Investment Games with Brian Singerman

Investing is an infinite game.

In a game, a player can formulate a strategy based on the available resources, the apparent variance of the environment, and the metagame of the other actors involved. For an investor, the game board includes companies, currencies, and people.

A successful game player can model their actions mathematically. They can describe a thesis for an in-game decision with clear language. Game players who reason through “gut feeling” do not perform well (unless their “gut” is aligned with correct mathematical heuristics). The same is true for investors. An investor who is going to be successful in the long term will be able to explain their investment thesis crisply.

Each investment represents a bet with the net positive expected value. The expected value of an investment is the sum of all potential probability-weighted future outcomes of a business. Each of those potential expected outcomes is the anticipated outcome times the probability that the investment works out in an anticipated way.

Brian Singerman is a computer scientist and partner at Founder’s Fund. He is on the board of Affirm, AltSchool, Emerald Therapeutics, and a variety of other companies in disparate areas. He also plays lots of board games. Brian was a lot of fun to talk to because he was willing to field questions from an expansive range of topics–and he answered them so quickly and concisely that I started to get nervous that I was going to run out of things to ask him.

Many of the businesses Brian has invested in do not have a well-defined historical precedent. If a venture capital investor was trying to make bets in defined “sectors” that investor would probably overlook a business like Forward (a vertically integrated healthcare company) or Cloud9 (a collection of esports teams).

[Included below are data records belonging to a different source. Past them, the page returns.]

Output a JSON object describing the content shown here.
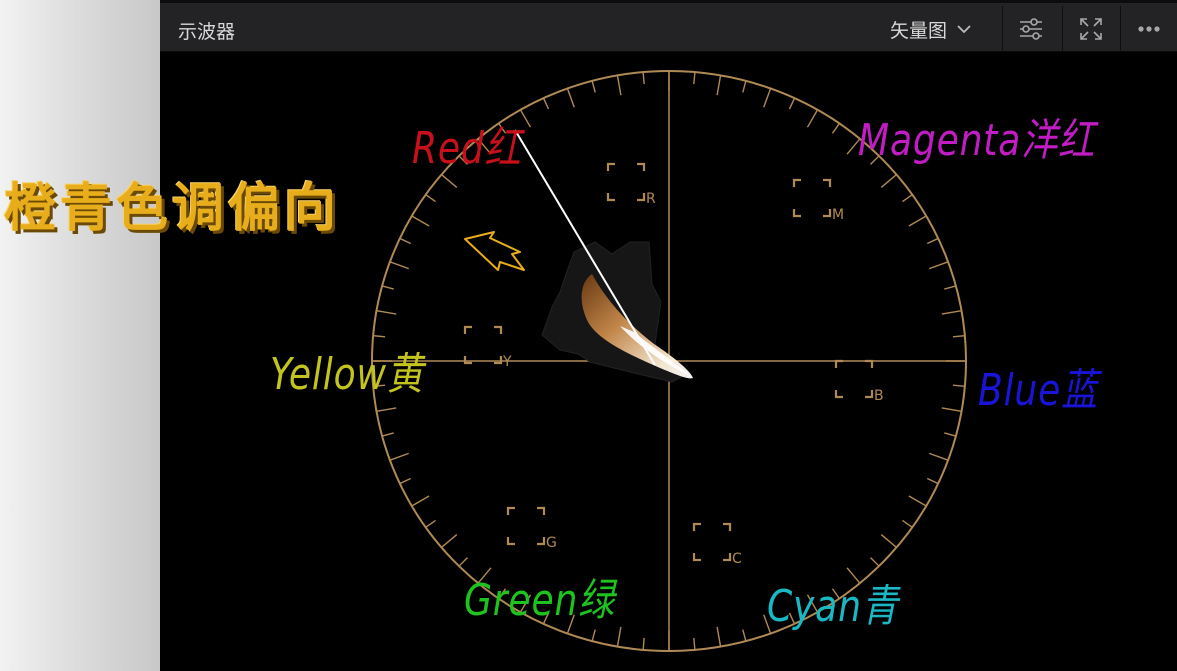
{
  "caption": "橙青色调偏向",
  "window": {
    "title": "示波器",
    "mode": "矢量图",
    "buttons": [
      "settings-sliders-icon",
      "fullscreen-icon",
      "more-options-icon"
    ]
  },
  "scope": {
    "targets": [
      "R",
      "M",
      "B",
      "C",
      "G",
      "Y"
    ],
    "colors": {
      "graticule": "#b08a55",
      "red": "#c8101a",
      "magenta": "#c21cc4",
      "blue": "#1a14d8",
      "cyan": "#19b8c4",
      "green": "#1ec41e",
      "yellow": "#c4c41e"
    }
  },
  "labels": {
    "red": "Red红",
    "magenta": "Magenta洋红",
    "yellow": "Yellow黄",
    "blue": "Blue蓝",
    "green": "Green绿",
    "cyan": "Cyan青"
  }
}
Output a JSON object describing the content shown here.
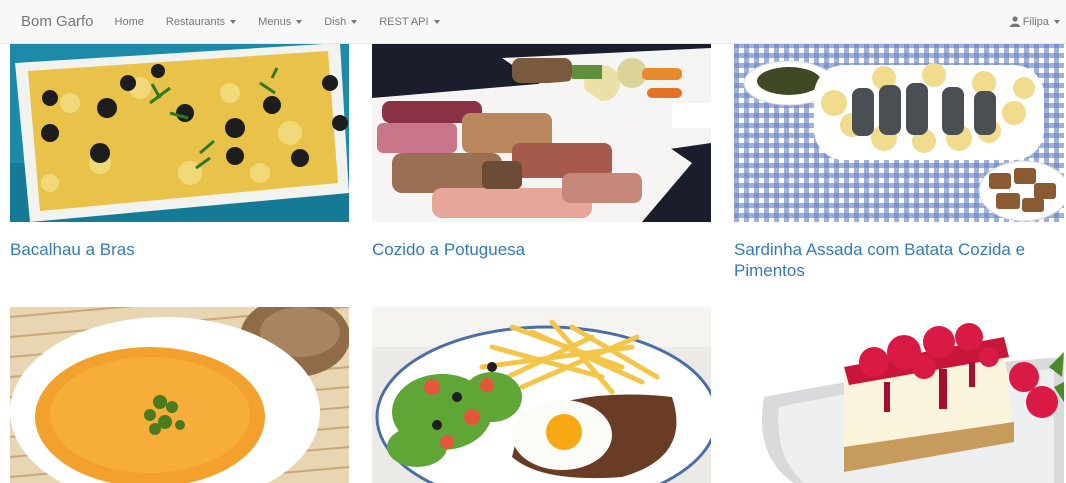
{
  "navbar": {
    "brand": "Bom Garfo",
    "items": [
      {
        "label": "Home",
        "dropdown": false
      },
      {
        "label": "Restaurants",
        "dropdown": true
      },
      {
        "label": "Menus",
        "dropdown": true
      },
      {
        "label": "Dish",
        "dropdown": true
      },
      {
        "label": "REST API",
        "dropdown": true
      }
    ],
    "user": "Filipa"
  },
  "dishes": [
    {
      "name": "Bacalhau a Bras",
      "image": "bacalhau-image"
    },
    {
      "name": "Cozido a Potuguesa",
      "image": "cozido-image"
    },
    {
      "name": "Sardinha Assada com Batata Cozida e Pimentos",
      "image": "sardinha-image"
    },
    {
      "name": "",
      "image": "soup-image"
    },
    {
      "name": "",
      "image": "steak-egg-image"
    },
    {
      "name": "",
      "image": "cheesecake-image"
    }
  ],
  "colors": {
    "link": "#337ab7",
    "navbar_bg": "#f8f8f8",
    "nav_text": "#777777"
  }
}
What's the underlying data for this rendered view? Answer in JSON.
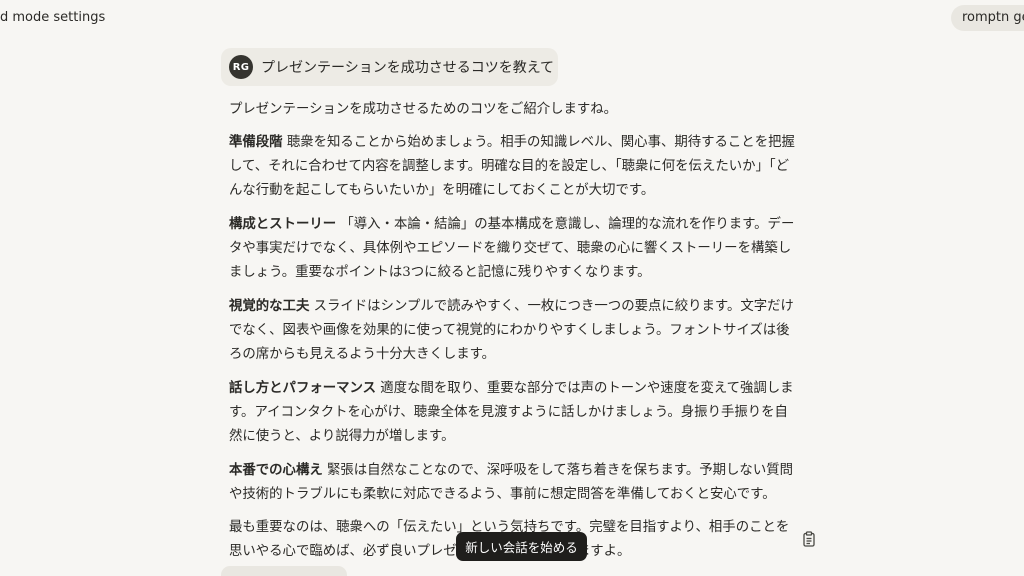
{
  "header": {
    "left_link": "d mode settings",
    "right_pill": "romptn gen"
  },
  "user_message": {
    "avatar_initials": "RG",
    "text": "プレゼンテーションを成功させるコツを教えて"
  },
  "response": {
    "intro": "プレゼンテーションを成功させるためのコツをご紹介しますね。",
    "sections": [
      {
        "title": "準備段階",
        "body": "聴衆を知ることから始めましょう。相手の知識レベル、関心事、期待することを把握して、それに合わせて内容を調整します。明確な目的を設定し、「聴衆に何を伝えたいか」「どんな行動を起こしてもらいたいか」を明確にしておくことが大切です。"
      },
      {
        "title": "構成とストーリー",
        "body": "「導入・本論・結論」の基本構成を意識し、論理的な流れを作ります。データや事実だけでなく、具体例やエピソードを織り交ぜて、聴衆の心に響くストーリーを構築しましょう。重要なポイントは3つに絞ると記憶に残りやすくなります。"
      },
      {
        "title": "視覚的な工夫",
        "body": "スライドはシンプルで読みやすく、一枚につき一つの要点に絞ります。文字だけでなく、図表や画像を効果的に使って視覚的にわかりやすくしましょう。フォントサイズは後ろの席からも見えるよう十分大きくします。"
      },
      {
        "title": "話し方とパフォーマンス",
        "body": "適度な間を取り、重要な部分では声のトーンや速度を変えて強調します。アイコンタクトを心がけ、聴衆全体を見渡すように話しかけましょう。身振り手振りを自然に使うと、より説得力が増します。"
      },
      {
        "title": "本番での心構え",
        "body": "緊張は自然なことなので、深呼吸をして落ち着きを保ちます。予期しない質問や技術的トラブルにも柔軟に対応できるよう、事前に想定問答を準備しておくと安心です。"
      }
    ],
    "closing": "最も重要なのは、聴衆への「伝えたい」という気持ちです。完璧を目指すより、相手のことを思いやる心で臨めば、必ず良いプレゼンテーションになりますよ。"
  },
  "actions": {
    "new_chat_label": "新しい会話を始める",
    "copy_icon": "clipboard-icon"
  }
}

If an investment does not have a historical precedent, it’s harder to reason about it by analogy. You have to judge it by fundamental reasoning: the current market, the capability of the founders, and the economics of the business model.

In many professions, reasoning by analogy will work out perfectly fine. You can pattern match on the past, and use that to justify decisions for the future. But if your professional livelihood depends on reasoning by fundamental principles, you get trained to assess situations that do not have precedent.